# Replogle 2022: Mapping Information-Rich Genotype-Phenotype Landscapes with Genome-Scale Perturb-seq

**Authors:** Joseph M. Replogle, Reuben A. Saunders, Angela N. Pogson, Jeffrey A. Hussmann, Alexander Lenail, Alina Guna, Lauren Mascibroda, Eric J. Norman, et al., Jonathan S. Weissman
**Year:** 2022
**Venue:** Cell, vol. 189 (2022)
**DOI:** 10.1016/j.cell.2022.05.013
**bioRxiv:** 2021.12.16.473013

## One-sentence summary

Genome-scale CRISPRi Perturb-seq targeting all ~10,000 expressed essential genes across 2.5 million human cells — the largest single-cell perturbation dataset and a foundational reference for Virtual Cell development.

## Key contribution

First **genome-scale** single-cell perturbation atlas. Previous Perturb-seq studies covered hundreds of genes; this covers ~10k essential genes in two human cell lines (K562 and RPE1), generating 2.5 million single-cell profiles. Creates a systematic map of gene function from transcriptional phenotypes.

## Experimental design

- **Cell lines:** K562 (myeloid leukemia) and RPE1 (retinal pigment epithelium)
- **Perturbation type:** CRISPRi (gene knockdown via dCas9-KRAB)
- **Scale:** ~10,000 expressed essential genes × 2 cell lines
- **Readout:** 10x scRNA-seq, ~2.5 million cells total
- **Design:** Single-gene knockdowns only (no combinatorial); 2 guide RNAs per gene

## Key findings

- Predicts function of **hundreds of previously uncharacterized genes** from transcriptional phenotypes
- Identifies new regulators of ribosome biogenesis, transcription, and mitochondrial respiration
- Reveals complex cellular phenomena: RNA processing, stress responses, differentiation trajectories
- Systematically identifies genetic drivers of aneuploidy
- Single-cell resolution reveals cell-state-specific responses (different subpopulations respond differently)

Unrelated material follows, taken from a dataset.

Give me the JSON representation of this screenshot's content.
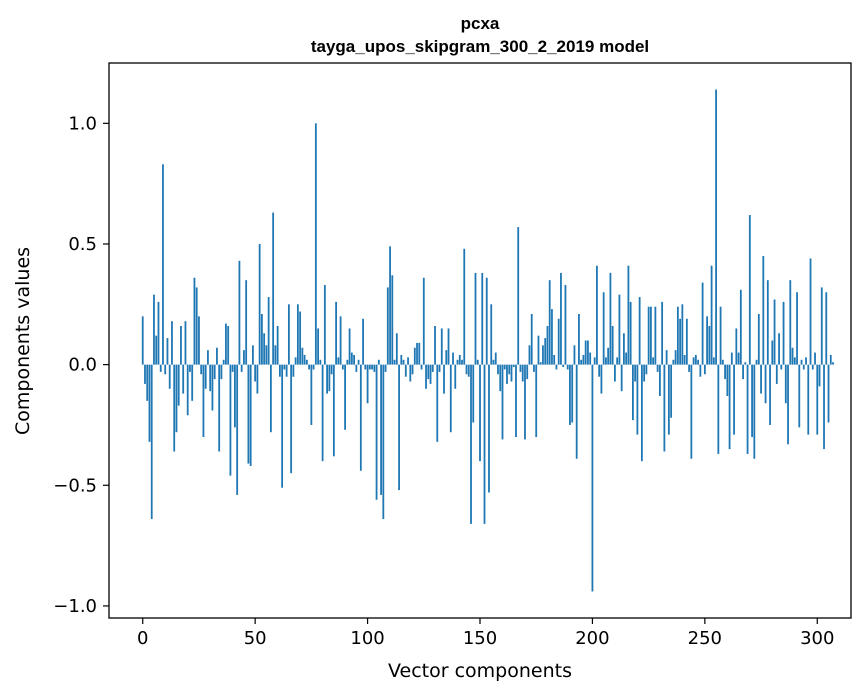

## Significance for the field

This dataset is the **Perturb-seq atlas** that the field has been waiting for. It provides:
1. Ground truth for ~10k single-gene knockdowns
2. Two cell lines enabling some cross-context comparison
3. Scale sufficient to train/evaluate perturbation prediction models

## Current gap it highlights

Even this dataset only covers:
- 2 cell lines (both immortalized, neither primary)
- Single-gene knockouts only (no combinations, no drugs)
- CRISPRi (knockdown) only — no CRISPRa, no small molecules
- ~10k of ~20k human genes (essential genes only)

Still far from the causally rich, contextually diverse atlas needed for a generalizable Virtual Cell.

## Connections

- [../concepts/perturbation-biology.md](../concepts/perturbation-biology.md) — largest single resource in this space
- [../concepts/virtual-cell.md](../concepts/virtual-cell.md) — the data that makes Virtual Cell training possible
- [../papers/gears.md](gears.md) — uses Replogle as training data
- [../papers/norman-2019.md](norman-2019.md) — predecessor; combinatorial but smaller scale
- [../entities/weissman-lab.md](../entities/weissman-lab.md) — same lab
- [../entities/xaira-therapeutics.md](../entities/xaira-therapeutics.md) — Xaira aims to build a Replogle++ across many contexts

## Bo's notes

Replogle 2022 is currently the most commonly used "big" perturbation dataset. But from Xaira's perspective, it's still deeply limited: 2 cell lines, no combinations, no drugs, no disease context. The argument at Xaira is exactly this: Replogle-scale data, but diverse in context (primary cells, disease states, combination perturbations). That's what the Virtual Cell actually needs.